Ust-Luga is a major project - even on the Russian scale. The capacity of the port is to be up to 120 million tons per year - considerably higher than that of all Finnish ports put together.

The oil pipeline terminal to be placed at the port is to be completed in three years, reports Alexander Goloviznin, the Deputy General Director of Ust-Luga Company, the management company for the construction and development of the commercial seaport in the Luga Bay.

Thereafter, the annual throughput of oil via Ust-Luga is expected to be around 50 million tons.

The new route will significantly increase the number of oil shipments on the Gulf of Finland. Goloviznin is not worried about the risks involved, although the increasing vessel traffic is a cause for concern in Finland.

”I do not understand Finns. As long as oil is carried through Porvoo, everything seems to be alright”, he says.

Matti Aaltonen, the Director of the Traffic Department of the Finnish Maritime Administration, notes that as traffic volumes continue to rise the risk of accidents is also increasing. Ust-Luga will bring another three or four tankers on the Gulf of Finland on a daily basis, while other cargo vessel traffic is also bound to increase.

”Certainly the number of vessels will grow, which will pose a challenge to the management of maritime traffic”, Aaltonen reports.

For the time being, the cargo traffic going through the port of Ust-Luga is only a fraction of the planned volume of shipments. Currently, only three port terminals operate in the area, but another three are to open by the end of the year.

A container terminal is to be brought into service next summer.

Nevertheless, the area in front of the port is congested already today. A dozen or so elderly ships are dredging mud out of the main fairway, to increase the size of vessels that can be accommodated.
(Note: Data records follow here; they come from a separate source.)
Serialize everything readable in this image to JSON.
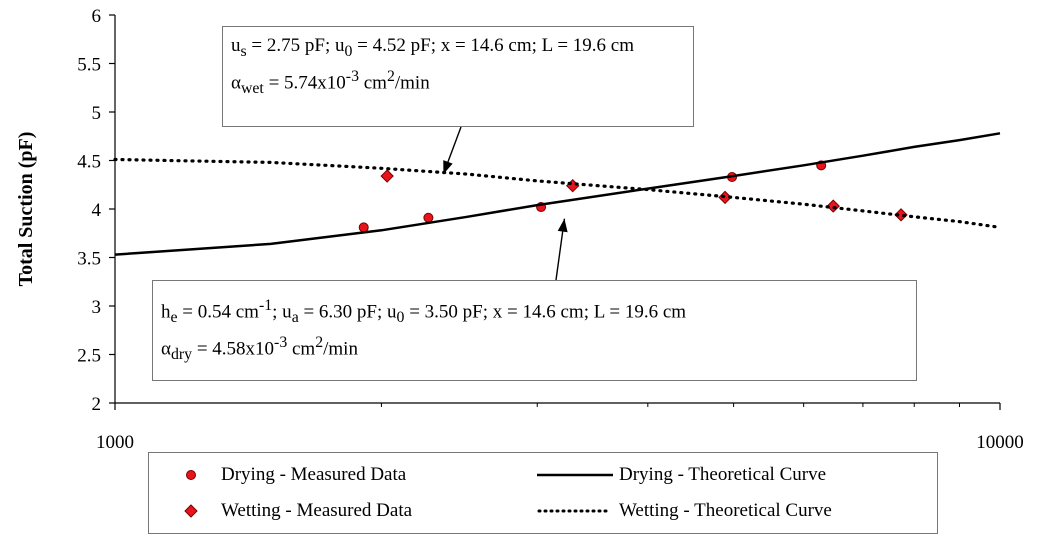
{
  "chart_data": {
    "type": "scatter",
    "x_scale": "log",
    "xlim": [
      1000,
      10000
    ],
    "ylim": [
      2,
      6
    ],
    "x_ticks": [
      "1000",
      "10000"
    ],
    "y_ticks": [
      "2",
      "2.5",
      "3",
      "3.5",
      "4",
      "4.5",
      "5",
      "5.5",
      "6"
    ],
    "ylabel": "Total Suction (pF)",
    "xlabel": "",
    "grid": false,
    "legend_position": "bottom",
    "series": [
      {
        "name": "Drying - Measured Data",
        "kind": "points",
        "marker": "circle",
        "color": "#e8141c",
        "x": [
          1910,
          2260,
          3030,
          4980,
          6280
        ],
        "y": [
          3.81,
          3.91,
          4.02,
          4.33,
          4.45
        ]
      },
      {
        "name": "Wetting - Measured Data",
        "kind": "points",
        "marker": "diamond",
        "color": "#e8141c",
        "x": [
          2030,
          3290,
          4890,
          6480,
          7730
        ],
        "y": [
          4.34,
          4.24,
          4.12,
          4.03,
          3.94
        ]
      },
      {
        "name": "Drying - Theoretical Curve",
        "kind": "line",
        "style": "solid",
        "color": "#000000",
        "x": [
          1000,
          1500,
          2000,
          2500,
          3000,
          4000,
          5000,
          6000,
          7000,
          8000,
          9000,
          10000
        ],
        "y": [
          3.53,
          3.64,
          3.78,
          3.92,
          4.04,
          4.21,
          4.34,
          4.45,
          4.55,
          4.64,
          4.71,
          4.78
        ]
      },
      {
        "name": "Wetting - Theoretical Curve",
        "kind": "line",
        "style": "dotted",
        "color": "#000000",
        "x": [
          1000,
          1500,
          2000,
          2500,
          3000,
          4000,
          5000,
          6000,
          7000,
          8000,
          9000,
          10000
        ],
        "y": [
          4.51,
          4.48,
          4.42,
          4.36,
          4.29,
          4.2,
          4.12,
          4.05,
          3.98,
          3.92,
          3.87,
          3.81
        ]
      }
    ],
    "annotations": [
      {
        "id": "wetting",
        "line1": {
          "s1": "u",
          "sub1": "s",
          "s2": " = 2.75 pF; u",
          "sub2": "0",
          "s3": " = 4.52 pF; x = 14.6 cm; L = 19.6 cm"
        },
        "line2": {
          "s1": "α",
          "sub1": "wet",
          "s2": " = 5.74x10",
          "sup1": "-3",
          "s3": " cm",
          "sup2": "2",
          "s4": "/min"
        },
        "arrow_to": [
          2350,
          4.36
        ]
      },
      {
        "id": "drying",
        "line1": {
          "s1": "h",
          "sub1": "e",
          "s2": " = 0.54 cm",
          "sup1": "-1",
          "s3": "; u",
          "sub2": "a",
          "s4": " = 6.30 pF; u",
          "sub3": "0",
          "s5": " = 3.50 pF; x = 14.6 cm; L = 19.6 cm"
        },
        "line2": {
          "s1": "α",
          "sub1": "dry",
          "s2": " = 4.58x10",
          "sup1": "-3",
          "s3": " cm",
          "sup2": "2",
          "s4": "/min"
        },
        "arrow_to": [
          3220,
          3.9
        ]
      }
    ]
  }
}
Dmitri Ivasenko, a foreman at the state-owned transport company Rosmorport, is pointing at a building 500 metres away on the mainland: the coastline used to be there.
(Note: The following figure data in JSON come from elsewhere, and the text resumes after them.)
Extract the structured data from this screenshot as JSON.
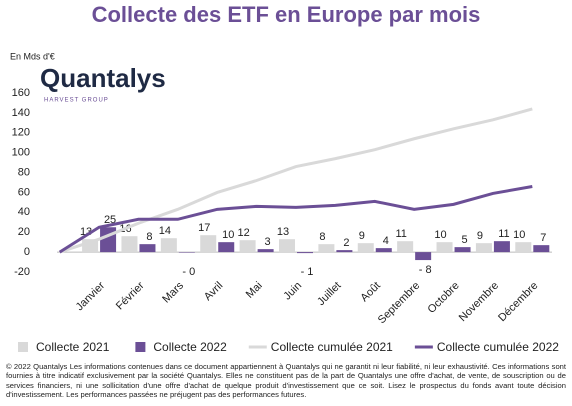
{
  "chart_data": {
    "type": "bar_line",
    "title": "Collecte des ETF en Europe par mois",
    "y_unit_label": "En Mds d'€",
    "logo": {
      "name": "Quantalys",
      "tagline": "HARVEST GROUP"
    },
    "categories": [
      null,
      "Janvier",
      "Février",
      "Mars",
      "Avril",
      "Mai",
      "Juin",
      "Juillet",
      "Août",
      "Septembre",
      "Octobre",
      "Novembre",
      "Décembre"
    ],
    "series": [
      {
        "name": "Collecte 2021",
        "kind": "bar",
        "color": "#d9d9d9",
        "values": [
          null,
          13,
          16,
          14,
          17,
          12,
          13,
          8,
          9,
          11,
          10,
          9,
          10
        ]
      },
      {
        "name": "Collecte 2022",
        "kind": "bar",
        "color": "#6b4f96",
        "values": [
          null,
          25,
          8,
          -0.3,
          10,
          3,
          -1,
          2,
          4,
          -8,
          5,
          11,
          7
        ],
        "value_labels": [
          null,
          "25",
          "8",
          "- 0",
          "10",
          "3",
          "- 1",
          "2",
          "4",
          "- 8",
          "5",
          "11",
          "7"
        ]
      },
      {
        "name": "Collecte cumulée 2021",
        "kind": "line",
        "color": "#d9d9d9",
        "values": [
          0,
          13,
          29,
          43,
          60,
          72,
          86,
          94,
          103,
          114,
          124,
          133,
          144
        ]
      },
      {
        "name": "Collecte cumulée 2022",
        "kind": "line",
        "color": "#6b4f96",
        "values": [
          0,
          25,
          33,
          33,
          43,
          46,
          45,
          47,
          51,
          43,
          48,
          59,
          66
        ]
      }
    ],
    "ylim": [
      -20,
      160
    ],
    "yticks": [
      -20,
      0,
      20,
      40,
      60,
      80,
      100,
      120,
      140,
      160
    ],
    "grid": false,
    "legend": "bottom",
    "footer": "© 2022 Quantalys Les informations contenues dans ce document appartiennent à Quantalys qui ne garantit ni leur fiabilité, ni leur exhaustivité. Ces informations sont fournies à titre indicatif exclusivement par la société Quantalys. Elles ne constituent pas de la part de Quantalys une offre d'achat, de vente, de souscription ou de services financiers, ni une sollicitation d'une offre d'achat de quelque produit d'investissement que ce soit. Lisez le prospectus du fonds avant toute décision d'investissement. Les performances passées ne préjugent pas des performances futures."
  }
}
To this point, a total of EUR 700 million of private and public funds have been invested in the port. The overall budget throught to 2015 will be much larger: nearly EUR 6 billion.

The Port of Ust-Luga is situated on the border of the Russian Federation and the European Union, some 160 kilometres west of St. Petersburg. The port is competing for cargo shipments with Finnish harbours.
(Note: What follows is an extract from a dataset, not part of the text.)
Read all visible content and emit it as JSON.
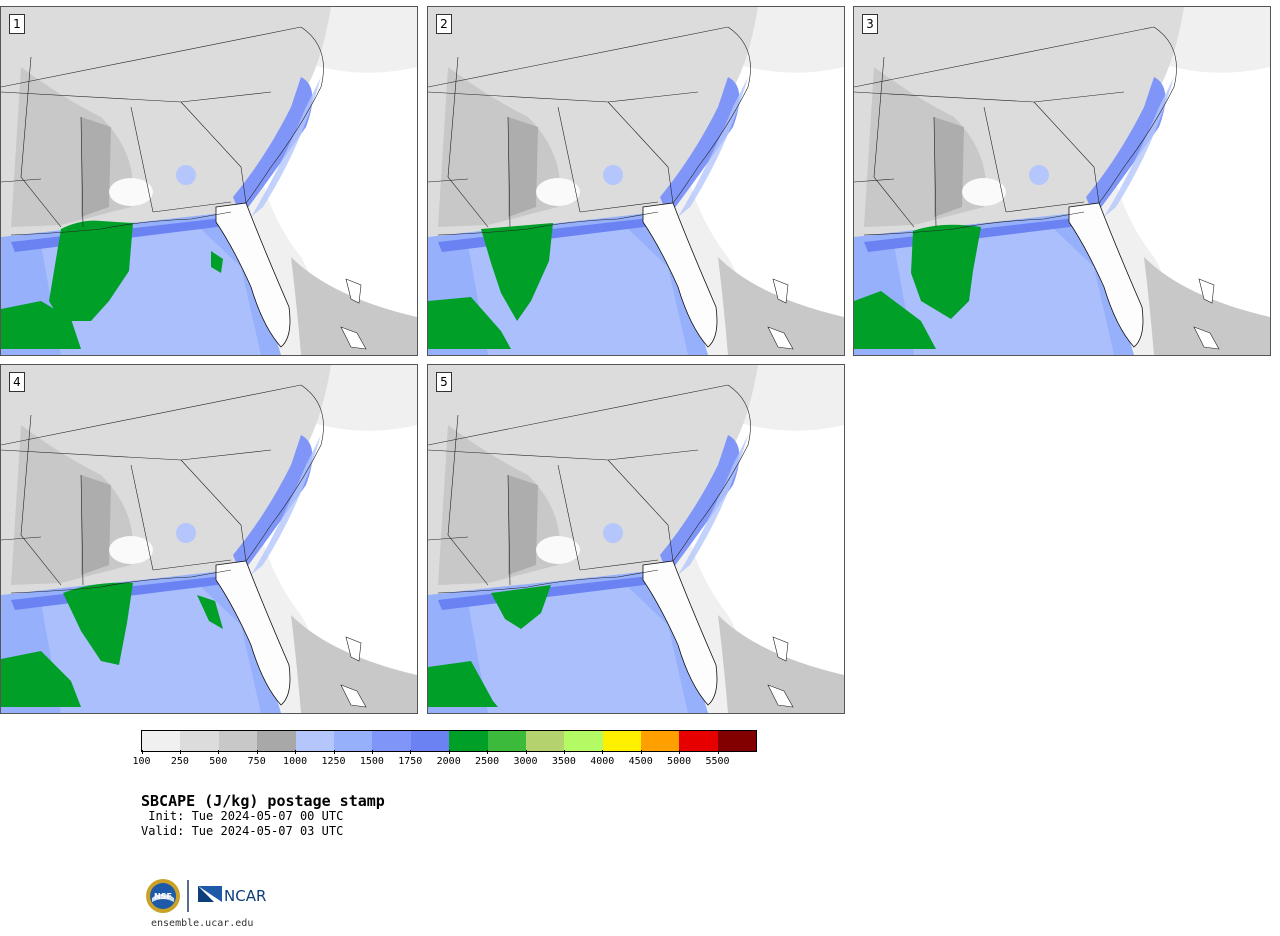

It is possible that the Port of Ust-Luga will decrease the volume of Russia-bound cargo on Finnish roads already next year, as several car manufacturers have reported that they will transfer the transport of new cars away from Finnish ports, Goloviznin announces.

”The number of car transports in Finland will definitely decline, but they will not disappear entirely”, he estimates.

Moreover, some of the container traffic through Finnish harbours could be rerouted.

”Six months ago I would have said that the growth in container traffic is so large that the capacity of the Russian ports alone is not sufficient. Now I am no longer so sure as there is an economic crisis all over the world - even in Russia”, Goloviznin concludes.

The port of Ust-Luga has a thorny problem: Where to find skilled dockworkers?

The region surrounding the port is sparsely populated, and local companies have already drawn all available labour from the area. If Ust-Loga expands at the planned pace, the demand for labour could be some 6,000 people by the end of the decade.

The Soviet era can be seen reflected in the solution for the shortage of labour. The Ust-Luga Company has set out to build a new city of Ust-Luga for dockers, growing eventually to be the size of the Finnish town of Kirkkonummi (pop. c. 30,000).

In the former Soviet Union, population transfers and new communities like this were not uncommon, but reportedly Ust-Luga will be the first "new city" in Russia since the collapse of communism.

Today, a small densely built-up area is in exactly the same place as that planned for the new city, but soon the scenery may look quite different.

By the end of 2010, some 250,000 square metres of new apartments and other dwellings should be built in the area.

At the initial stage, well over 10,000 inhabitants could move to the new city, and according to plans, the total population in Ust-Luga would be almost 35,000 by 2025.